IDA sets out its demands ahead of Budget 2017

Expansion of the Med 2 Scheme, reinstating preventive and restorative care to the PRSI dental scheme, and diverting sugar tax income to oral health are just some of the recommendations made by the Irish Dental Association (IDA) in its pre-Budget 20ı7 submission.

Released at the end of July, the association’s 2ı-page document contains four main focuses: improving access for adults to dental care, dental services for children and patients with special needs, prevention and health promotion to tap the huge potential dentists offer, and addressing the business costs of dentistry.

The IDA is calling for the Med 2 Scheme to be reformed and expanded to include essential preventive treatments. The document states: “A start needs to be made in redressing the damage done by previous cuts in state support towards accessing dental care (cuts we contend which were unprecedented in magnitude and impact).

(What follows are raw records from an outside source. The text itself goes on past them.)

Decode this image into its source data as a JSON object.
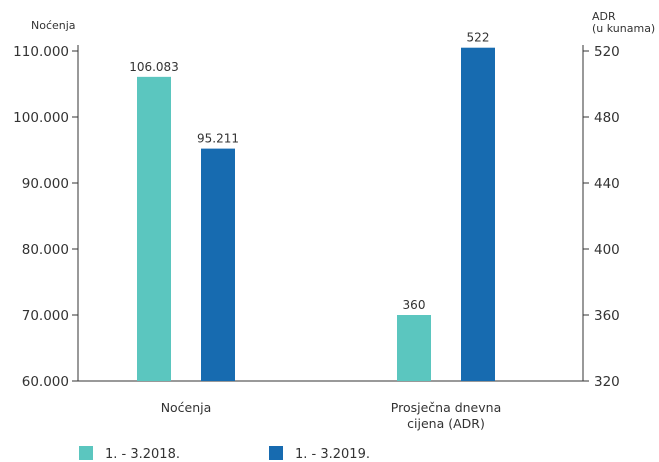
{
  "chart_data": {
    "type": "bar",
    "title": "",
    "left_axis": {
      "title": "Noćenja",
      "ylim": [
        60000,
        110000
      ],
      "ticks": [
        60000,
        70000,
        80000,
        90000,
        100000,
        110000
      ],
      "tick_labels": [
        "60.000",
        "70.000",
        "80.000",
        "90.000",
        "100.000",
        "110.000"
      ]
    },
    "right_axis": {
      "title_lines": [
        "ADR",
        "(u kunama)"
      ],
      "ylim": [
        320,
        520
      ],
      "ticks": [
        320,
        360,
        400,
        440,
        480,
        520
      ],
      "tick_labels": [
        "320",
        "360",
        "400",
        "440",
        "480",
        "520"
      ]
    },
    "categories": [
      {
        "label_lines": [
          "Noćenja"
        ],
        "axis": "left"
      },
      {
        "label_lines": [
          "Prosječna dnevna",
          "cijena (ADR)"
        ],
        "axis": "right"
      }
    ],
    "series": [
      {
        "name": "1. - 3.2018.",
        "color": "#5bc6bf",
        "values": [
          106083,
          360
        ],
        "value_labels": [
          "106.083",
          "360"
        ]
      },
      {
        "name": "1. - 3.2019.",
        "color": "#176bb0",
        "values": [
          95211,
          522
        ],
        "value_labels": [
          "95.211",
          "522"
        ]
      }
    ],
    "legend_position": "bottom-left",
    "grid": false
  }
}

“The Med 2 Scheme provides real value to groups of the populace who have no or limited access to medical card or PRSI dental benefits.” The publication also calls for the reinstatement of preventive and restorative care under the Dental Treatment Benefit Scheme for PRSI payers and additional funding for the replacement of the Dental Treatment Services Scheme for medical card holders.

It says: “On a purely financial basis, the cuts to the schemes do not make sense. Dental disease does not get better or go away without treatment. Every cost of delayed treatment will cost the state more in the long term. In the context of dental health, ‘prevention is cheaper than cure’. Every case of delayed treatment will require more expensive treatment in future years.

“Independent analysis has shown that that abolition of the PRSI Dental Scheme would result in a real cost to the state of twice the amount of its cost.

“We have no doubt that the same findings would result from an analysis of the cuts to the DTSS. Emergency dental treatment costs more; untreated dental difficulties lead to more complications that might require more specialised care or even hospitalisation.”